Box 1. Mobilizing vectors, defective interference and conditional replication: friend or foe?
Most viral vectors are engineered to be nonreplicating. However, in some circumstances it may be advantageous for vectors to mobilize and spread their anti-HIV sequences throughout the T-cell population and other HIV reservoirs in the body. Naturally occurring and engineered defective interfering viruses have been described that consist of mutated or deleted pathogenic viruses that replicate and compete for packaging into virions at the expense of infectious helper virus130,131. Conditionally replicating HIV vectors contain none of the trans elements necessary for viral packaging and instead carry an antiviral gene that inhibits any of numerous wild-type HIV-1 functions132. At the cellular level, conditional replication has the potential to convert viral-producing cells into latently infected cells by competing for factors that are required for HIV replication. If a cell carrying an integrated copy of a conditionally replicating HIV vector becomes infected with wild-type virus, the antiviral vector payload acts to limit the production of HIV. A model describing the potential for conditionally replicating anti-HIV vectors to overcome wild-type infection in vivo has been described59. Conditional replication that was self-limiting has occurred during a T-cell gene therapy trial9; however, the long-term safety of this approach remains to be demonstrated.
Targeting CD8+ T cells
Substantial data exist to indicate that CD8+ T cells can affect the outcome and viral load in HIV-1 infection. Naturally occurring gag-specific cytotoxic T-lymphocyte (CTL) responses are inversely associated with viremia87. Adoptive therapy with natural CTL clones for cytomegalovirus and Epstein-Barr virus infection is effective in immunosuppressed individuals88,89. In contrast, adoptive CTL therapy for HIV/AIDS, though demonstrating safety and promising engraftment and trafficking of cells to sites of viral replication, has not been clinically effective90. Mathematical modeling suggests that adoptive transfer of CTLs should augment HIV-1 immunity and control viral replication, but only when the replicative capacity of the genetically modified CTLs is preserved and functional CD4+ T cells are present59,91. Thus, an attractive strategy is the use of genetically enhanced CTLs to facilitate immune-mediated control of viral replication. Ultimately, a two-pronged approach of CD4+ T-cell protection and CTL augmentation therapy might be optimal.
T-body approaches
Studies initiated in the early 1990s examined the potential of engineering HIV-specific CTLs using the CD4 extracellular domain or a gp41-specific antibody coupled to the ζ signaling chain of the CD3 T-cell receptor (TCR)92,93, generating antibody-based chimeric proteins expressed in T cells known as ‘T bodies’. These preclinical studies showed that redirected CD8+ T cells respond by interleukin-2 secretion upon binding to HIV-1 and have robust CTL activity against HIV-1 in vitro equal to that of natural CTLs.
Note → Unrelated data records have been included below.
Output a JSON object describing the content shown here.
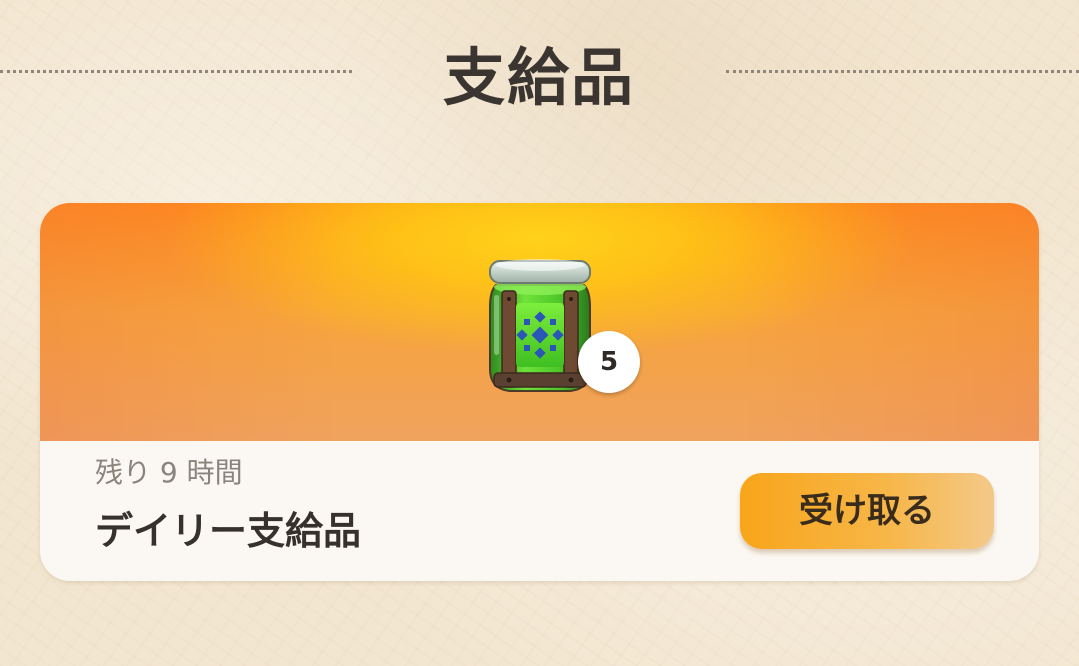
{
  "header": {
    "title": "支給品"
  },
  "supply_card": {
    "item_icon": "green-jar-icon",
    "item_count": "5",
    "time_remaining": "残り 9 時間",
    "name": "デイリー支給品",
    "receive_label": "受け取る"
  },
  "colors": {
    "background": "#f3e6d0",
    "banner_top": "#ff8a1c",
    "banner_center": "#ffd21a",
    "button": "#f8a51a",
    "title_text": "#3a3530"
  }
}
The CD4-CD3ζ approach has since been translated to the clinic94–96. Analysis of rectal mucosal biopsy specimens and of peripheral T cells showed lymphoid tissue trafficking and stable engraftment of modified cells. In one study the CD4-CD3ζ transgene was detected in 1–3% of blood mononuclear cells at 8 weeks and at 0.1% frequency 1 year after infusion95. A randomized phase 2 study of the CD4-CD3ζ vector in 40 patients (20 treated and 20 control patients) confirmed that T-cell infusions resulted in elevated CD4+ T-cell counts and stable persistence of vector-modified cells96. This trial also showed modest antiviral effects (P < 0.07) on the viral reservoir in well-controlled patients and established the feasibility of multicenter phase 2 trials with genetically modified T cells. Together with another natural CD4+ T-cell adoptive transfer trial not discussed here55, these trials provide substantial data demonstrating the safety of multiple infusions of gene-modified autologous T cells in HIV-infected individuals.
Engineered TCRs
The failure of most patients to control HIV-1 replication is related to acquired CTL dysfunction and TCR repertoire contraction97,98. In preclinical studies, Cooper and colleagues99 isolated a human leukocyte antigen (HLA)-A3–restricted p17 gag-specific TCR from a donor infected with HIV-1. Using a retroviral vector they expressed this TCR in CD8+ T-cell clones and showed that the clones killed HIV-infected cells. Advances in vector design with TCRs now permit clinical testing of approaches to convert polyclonal T cells into redirected potent CTLs, a strategy that has shown promise in cancer patients99. In that trial, retroviral gene transfer of redirected TCRs for MART-1 in CD8+ CTLs was found to be safe in melanoma patients.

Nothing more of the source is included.